Britain’s chief scientific adviser Patrick Vallance also said COVID-19 vaccines appeared to be adequate in generating an immune response to the variant of the coronavirus.

“We are not seeing…any gross changes in the spike protein that will reduce vaccine effectiveness so far,” said Julian Tang, professor and clinical virologist at Leicester University.

DOES THE NEW VARIANT AFFECT TESTING?

To some extent, yes.

One of the mutations in the new variant affects one of three genomic targets used by some PCR tests.

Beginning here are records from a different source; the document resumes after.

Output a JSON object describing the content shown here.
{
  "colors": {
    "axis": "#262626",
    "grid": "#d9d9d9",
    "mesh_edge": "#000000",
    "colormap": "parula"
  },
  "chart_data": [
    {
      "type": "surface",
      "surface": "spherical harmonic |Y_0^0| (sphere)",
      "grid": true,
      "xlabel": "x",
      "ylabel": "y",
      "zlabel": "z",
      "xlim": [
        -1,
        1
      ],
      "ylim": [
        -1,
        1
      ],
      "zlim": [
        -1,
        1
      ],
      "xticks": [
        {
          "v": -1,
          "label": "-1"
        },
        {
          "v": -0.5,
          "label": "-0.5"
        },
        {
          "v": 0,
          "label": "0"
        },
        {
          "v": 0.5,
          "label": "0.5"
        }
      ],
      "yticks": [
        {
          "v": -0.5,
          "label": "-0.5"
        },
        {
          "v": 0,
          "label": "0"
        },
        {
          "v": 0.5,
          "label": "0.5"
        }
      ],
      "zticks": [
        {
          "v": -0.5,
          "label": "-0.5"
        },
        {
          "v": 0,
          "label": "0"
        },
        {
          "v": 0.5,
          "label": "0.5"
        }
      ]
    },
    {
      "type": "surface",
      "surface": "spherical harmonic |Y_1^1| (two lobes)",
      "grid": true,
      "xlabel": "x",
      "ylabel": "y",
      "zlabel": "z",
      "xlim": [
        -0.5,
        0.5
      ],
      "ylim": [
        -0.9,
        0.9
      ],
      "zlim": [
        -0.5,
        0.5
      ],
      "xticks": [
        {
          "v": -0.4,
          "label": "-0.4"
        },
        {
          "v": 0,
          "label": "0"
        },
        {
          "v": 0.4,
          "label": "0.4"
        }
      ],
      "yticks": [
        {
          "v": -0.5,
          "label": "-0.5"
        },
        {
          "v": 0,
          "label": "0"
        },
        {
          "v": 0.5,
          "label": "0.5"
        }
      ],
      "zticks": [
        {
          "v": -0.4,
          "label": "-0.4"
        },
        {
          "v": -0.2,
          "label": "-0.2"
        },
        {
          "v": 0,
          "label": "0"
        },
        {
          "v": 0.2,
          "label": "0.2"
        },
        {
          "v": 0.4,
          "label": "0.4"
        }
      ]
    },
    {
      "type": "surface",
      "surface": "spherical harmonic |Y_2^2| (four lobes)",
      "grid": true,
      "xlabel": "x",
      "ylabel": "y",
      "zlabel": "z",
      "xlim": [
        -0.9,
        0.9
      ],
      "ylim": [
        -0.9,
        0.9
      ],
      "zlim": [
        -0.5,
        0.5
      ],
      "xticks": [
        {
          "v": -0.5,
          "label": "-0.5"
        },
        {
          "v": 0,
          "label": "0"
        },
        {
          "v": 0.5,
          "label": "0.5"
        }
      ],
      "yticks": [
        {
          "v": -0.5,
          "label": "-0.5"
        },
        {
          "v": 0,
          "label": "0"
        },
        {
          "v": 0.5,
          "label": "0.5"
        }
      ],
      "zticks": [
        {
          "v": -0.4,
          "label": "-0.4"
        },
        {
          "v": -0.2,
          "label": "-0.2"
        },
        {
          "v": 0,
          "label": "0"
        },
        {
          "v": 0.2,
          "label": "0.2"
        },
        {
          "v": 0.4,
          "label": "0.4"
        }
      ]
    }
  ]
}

This means that in those tests, that target area, or “channel”, would come up negative.

“This has affected the ability of some tests to detect the virus,” said Robert Shorten, an expert in microbiology at the Association for Clinical Biochemistry & Laboratory Medicine.

Since PCR tests generally detect more than one gene target, however, a mutation in the spike protein only partly affects the test, reducing that risk of false negative results.

ARE THERE OTHER SIGNIFICANT SARS-CoV-2 VARIANTS ABOUT?

Yes. Strains of the COVID-19-causing virus have emerged in recent months in South Africa, Spain, Denmark and other countries that have also raised concern.

However none, so far, has been found to contain mutations that make it more deadly, or more likely to be able to evade vaccines or treatments.

DID THIS NEW VARIANT ORIGINATE IN BRITAIN?

Vallance said on Saturday he thought the new variant might have started in the UK. Some scientists in Europe have credited British expertise in genomic surveillance for identifying the mutation.

“The UK has one of the most comprehensive genetic surveillance programs in the world – 5% to 10% all virus samples are genetically tested. Few countries do better,” Steven Van Gucht, head of viral diseases at the Belgian Institute of Health, told a news conference on Monday.